Nas eleições deste ano, ao contrário daquela que ocorreu no início dos anos 1960, quando Jânio Quadros foi eleito presidente do Brasil, “não temos sequer um nacionalista-radical como Leonel Brizola, com topete suficiente para chamar a população a enfrentar o golpismo e o imperialismo”, constata o historiador Mário Maestri à IHU On-Line. Para ele, “a rendição” do ex-presidente Lula, na ocasião da sua prisão, “foi uma espécie de paródia — em negativo — do suicídio de Vargas”. Ele explica: “Se o ato extremo de Getúlio levantou a população indignada, a submissão de Lula da Silva, proclamando sua confiança na Justiça, teve consequências desastrosas para o movimento social”.

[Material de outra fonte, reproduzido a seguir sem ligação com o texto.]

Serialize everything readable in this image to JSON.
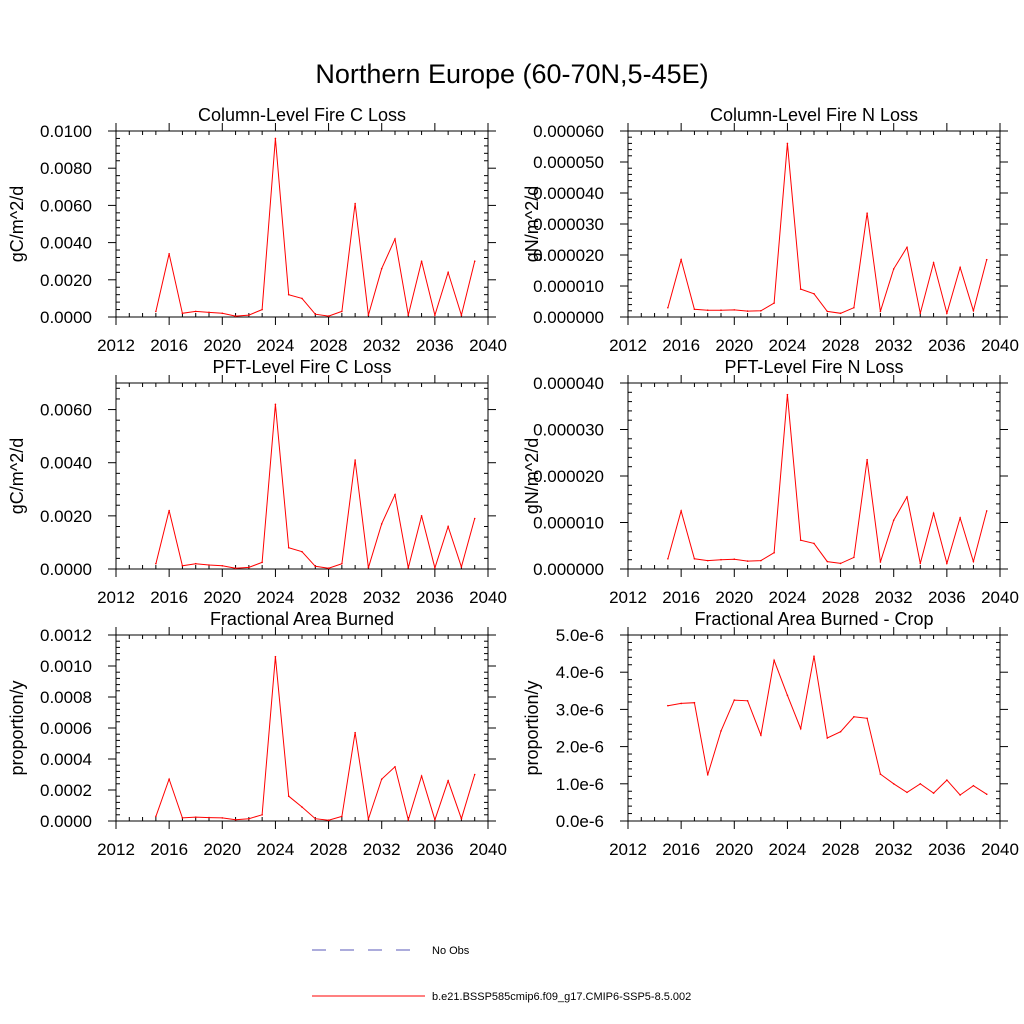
{
  "figure": {
    "title": "Northern Europe (60-70N,5-45E)"
  },
  "legend": {
    "entries": [
      {
        "label": "No Obs",
        "style": "dashed",
        "color": "#5a5ab8"
      },
      {
        "label": "b.e21.BSSP585cmip6.f09_g17.CMIP6-SSP5-8.5.002",
        "style": "solid",
        "color": "#ff0000"
      }
    ]
  },
  "colors": {
    "series": "#ff0000",
    "axis": "#000000"
  },
  "chart_data": [
    {
      "type": "line",
      "title": "Column-Level Fire C Loss",
      "ylabel": "gC/m^2/d",
      "xlim": [
        2012,
        2040
      ],
      "ylim": [
        0,
        0.01
      ],
      "x_ticks": [
        "2012",
        "2016",
        "2020",
        "2024",
        "2028",
        "2032",
        "2036",
        "2040"
      ],
      "y_ticks": [
        {
          "value": 0,
          "label": "0.0000"
        },
        {
          "value": 0.002,
          "label": "0.0020"
        },
        {
          "value": 0.004,
          "label": "0.0040"
        },
        {
          "value": 0.006,
          "label": "0.0060"
        },
        {
          "value": 0.008,
          "label": "0.0080"
        },
        {
          "value": 0.01,
          "label": "0.0100"
        }
      ],
      "x": [
        2015,
        2016,
        2017,
        2018,
        2019,
        2020,
        2021,
        2022,
        2023,
        2024,
        2025,
        2026,
        2027,
        2028,
        2029,
        2030,
        2031,
        2032,
        2033,
        2034,
        2035,
        2036,
        2037,
        2038,
        2039
      ],
      "values": [
        0.0003,
        0.0034,
        0.0002,
        0.0003,
        0.00025,
        0.0002,
        5e-05,
        0.0001,
        0.0004,
        0.0096,
        0.0012,
        0.001,
        0.00015,
        5e-05,
        0.0003,
        0.0061,
        0.0001,
        0.0026,
        0.0042,
        0.0001,
        0.003,
        0.0001,
        0.0024,
        0.0001,
        0.003
      ]
    },
    {
      "type": "line",
      "title": "Column-Level Fire N Loss",
      "ylabel": "gN/m^2/d",
      "xlim": [
        2012,
        2040
      ],
      "ylim": [
        0,
        6e-05
      ],
      "x_ticks": [
        "2012",
        "2016",
        "2020",
        "2024",
        "2028",
        "2032",
        "2036",
        "2040"
      ],
      "y_ticks": [
        {
          "value": 0,
          "label": "0.000000"
        },
        {
          "value": 1e-05,
          "label": "0.000010"
        },
        {
          "value": 2e-05,
          "label": "0.000020"
        },
        {
          "value": 3e-05,
          "label": "0.000030"
        },
        {
          "value": 4e-05,
          "label": "0.000040"
        },
        {
          "value": 5e-05,
          "label": "0.000050"
        },
        {
          "value": 6e-05,
          "label": "0.000060"
        }
      ],
      "x": [
        2015,
        2016,
        2017,
        2018,
        2019,
        2020,
        2021,
        2022,
        2023,
        2024,
        2025,
        2026,
        2027,
        2028,
        2029,
        2030,
        2031,
        2032,
        2033,
        2034,
        2035,
        2036,
        2037,
        2038,
        2039
      ],
      "values": [
        3e-06,
        1.85e-05,
        2.5e-06,
        2.2e-06,
        2.2e-06,
        2.3e-06,
        1.9e-06,
        2e-06,
        4.5e-06,
        5.6e-05,
        9e-06,
        7.5e-06,
        1.8e-06,
        1.2e-06,
        3e-06,
        3.35e-05,
        1.8e-06,
        1.55e-05,
        2.25e-05,
        1.2e-06,
        1.75e-05,
        1.2e-06,
        1.6e-05,
        2e-06,
        1.85e-05
      ]
    },
    {
      "type": "line",
      "title": "PFT-Level Fire C Loss",
      "ylabel": "gC/m^2/d",
      "xlim": [
        2012,
        2040
      ],
      "ylim": [
        0,
        0.007
      ],
      "x_ticks": [
        "2012",
        "2016",
        "2020",
        "2024",
        "2028",
        "2032",
        "2036",
        "2040"
      ],
      "y_ticks": [
        {
          "value": 0,
          "label": "0.0000"
        },
        {
          "value": 0.002,
          "label": "0.0020"
        },
        {
          "value": 0.004,
          "label": "0.0040"
        },
        {
          "value": 0.006,
          "label": "0.0060"
        }
      ],
      "x": [
        2015,
        2016,
        2017,
        2018,
        2019,
        2020,
        2021,
        2022,
        2023,
        2024,
        2025,
        2026,
        2027,
        2028,
        2029,
        2030,
        2031,
        2032,
        2033,
        2034,
        2035,
        2036,
        2037,
        2038,
        2039
      ],
      "values": [
        0.0002,
        0.0022,
        0.00012,
        0.0002,
        0.00015,
        0.00012,
        3e-05,
        6e-05,
        0.00025,
        0.0062,
        0.0008,
        0.00065,
        0.0001,
        3e-05,
        0.0002,
        0.0041,
        5e-05,
        0.0017,
        0.0028,
        4e-05,
        0.002,
        4e-05,
        0.0016,
        8e-05,
        0.0019
      ]
    },
    {
      "type": "line",
      "title": "PFT-Level Fire N Loss",
      "ylabel": "gN/m^2/d",
      "xlim": [
        2012,
        2040
      ],
      "ylim": [
        0,
        4e-05
      ],
      "x_ticks": [
        "2012",
        "2016",
        "2020",
        "2024",
        "2028",
        "2032",
        "2036",
        "2040"
      ],
      "y_ticks": [
        {
          "value": 0,
          "label": "0.000000"
        },
        {
          "value": 1e-05,
          "label": "0.000010"
        },
        {
          "value": 2e-05,
          "label": "0.000020"
        },
        {
          "value": 3e-05,
          "label": "0.000030"
        },
        {
          "value": 4e-05,
          "label": "0.000040"
        }
      ],
      "x": [
        2015,
        2016,
        2017,
        2018,
        2019,
        2020,
        2021,
        2022,
        2023,
        2024,
        2025,
        2026,
        2027,
        2028,
        2029,
        2030,
        2031,
        2032,
        2033,
        2034,
        2035,
        2036,
        2037,
        2038,
        2039
      ],
      "values": [
        2.2e-06,
        1.25e-05,
        2.2e-06,
        1.8e-06,
        2e-06,
        2.1e-06,
        1.7e-06,
        1.8e-06,
        3.5e-06,
        3.75e-05,
        6.2e-06,
        5.5e-06,
        1.6e-06,
        1.2e-06,
        2.5e-06,
        2.35e-05,
        1.5e-06,
        1.05e-05,
        1.55e-05,
        1.2e-06,
        1.2e-05,
        1.2e-06,
        1.1e-05,
        1.6e-06,
        1.25e-05
      ]
    },
    {
      "type": "line",
      "title": "Fractional Area Burned",
      "ylabel": "proportion/y",
      "xlim": [
        2012,
        2040
      ],
      "ylim": [
        0,
        0.0012
      ],
      "x_ticks": [
        "2012",
        "2016",
        "2020",
        "2024",
        "2028",
        "2032",
        "2036",
        "2040"
      ],
      "y_ticks": [
        {
          "value": 0,
          "label": "0.0000"
        },
        {
          "value": 0.0002,
          "label": "0.0002"
        },
        {
          "value": 0.0004,
          "label": "0.0004"
        },
        {
          "value": 0.0006,
          "label": "0.0006"
        },
        {
          "value": 0.0008,
          "label": "0.0008"
        },
        {
          "value": 0.001,
          "label": "0.0010"
        },
        {
          "value": 0.0012,
          "label": "0.0012"
        }
      ],
      "x": [
        2015,
        2016,
        2017,
        2018,
        2019,
        2020,
        2021,
        2022,
        2023,
        2024,
        2025,
        2026,
        2027,
        2028,
        2029,
        2030,
        2031,
        2032,
        2033,
        2034,
        2035,
        2036,
        2037,
        2038,
        2039
      ],
      "values": [
        3e-05,
        0.00027,
        2e-05,
        2.5e-05,
        2.2e-05,
        2e-05,
        8e-06,
        1.5e-05,
        4e-05,
        0.00106,
        0.00016,
        9e-05,
        1.5e-05,
        5e-06,
        3e-05,
        0.00057,
        1.2e-05,
        0.00027,
        0.00035,
        8e-06,
        0.00029,
        8e-06,
        0.00026,
        1.5e-05,
        0.0003
      ]
    },
    {
      "type": "line",
      "title": "Fractional Area Burned - Crop",
      "ylabel": "proportion/y",
      "xlim": [
        2012,
        2040
      ],
      "ylim": [
        0,
        5e-06
      ],
      "x_ticks": [
        "2012",
        "2016",
        "2020",
        "2024",
        "2028",
        "2032",
        "2036",
        "2040"
      ],
      "y_ticks": [
        {
          "value": 0,
          "label": "0.0e-6"
        },
        {
          "value": 1e-06,
          "label": "1.0e-6"
        },
        {
          "value": 2e-06,
          "label": "2.0e-6"
        },
        {
          "value": 3e-06,
          "label": "3.0e-6"
        },
        {
          "value": 4e-06,
          "label": "4.0e-6"
        },
        {
          "value": 5e-06,
          "label": "5.0e-6"
        }
      ],
      "x": [
        2015,
        2016,
        2017,
        2018,
        2019,
        2020,
        2021,
        2022,
        2023,
        2024,
        2025,
        2026,
        2027,
        2028,
        2029,
        2030,
        2031,
        2032,
        2033,
        2034,
        2035,
        2036,
        2037,
        2038,
        2039
      ],
      "values": [
        3.1e-06,
        3.16e-06,
        3.18e-06,
        1.24e-06,
        2.42e-06,
        3.25e-06,
        3.23e-06,
        2.31e-06,
        4.32e-06,
        3.38e-06,
        2.48e-06,
        4.43e-06,
        2.23e-06,
        2.4e-06,
        2.8e-06,
        2.76e-06,
        1.26e-06,
        1e-06,
        7.7e-07,
        1e-06,
        7.5e-07,
        1.1e-06,
        7e-07,
        9.5e-07,
        7.2e-07
      ]
    }
  ]
}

Na entrevista a seguir, concedida por e-mail, Maestri estabelece algumas relações entre o momento político do país desde o governo Vargas até os dias de hoje. “Entre a radicalização operária e a Campanha da Legalidade, em 1961, e os dias atuais, há o enorme abismo cavado pela derrota histórica dos trabalhadores e populares e pela traição de suas direções. O próprio projeto nacional-desenvolvimentista autônomo, apoiado em grandes empresas nacionais, voltado para o mercado interno, hoje superado em todos sentidos, foi abandonado pelos governos que se seguiram à chamada redemocratização de 1985, sem exceção”, lamenta. Nas últimas décadas, frisa, “a ênfase tem sido o corte dos direitos e serviços sociais, a serem substituídos pelo mercado; a internacionalização da economia e da sociedade, e, sobretudo, as exportações. Essas últimas permitem a prática de salários escorchantes, já que grande parte da produção nacional se vende no exterior”.

Nesta quinta-feira, 30-08-2018, o historiador Mário Maestri estará no Instituto Humanitas Unisinos – IHU, ministrando a palestra A Campanha da Legalidade e a radicalização do PTB na década de 1960. Reflexos no contexto atual, a partir das 17h30min na Sala Ignacio Ellacuría e Companheiros – IHU.

Mário Maestri | Foto: Acervo IHU

Mário Maestri é graduado em Ciências Históricas pela Université Catholique de Louvain, na Bélgica, onde também realizou mestrado e doutorado na mesma área. Em 1991, fez o pós-doutorado na mesma universidade. Atualmente, é professor da Universidade de Passo Fundo. É autor de Uma história do Rio Grande do Sul: a ocupação do território (Passo Fundo: UPF Editora, 2006), O escravo no Rio Grande do Sul: trabalho, resistência, sociedade (Porto Alegre: Editora da Universidade Federal do Rio Grande do Sul, 2006) e Antonio Gramsci: vida e obra de um comunista revolucionário (São Paulo: Expressão Popular, 2007), entre outros.

Confira a entrevista.

IHU On-Line - Como compreender o contexto político que culminou na renúncia de Jânio Quadros?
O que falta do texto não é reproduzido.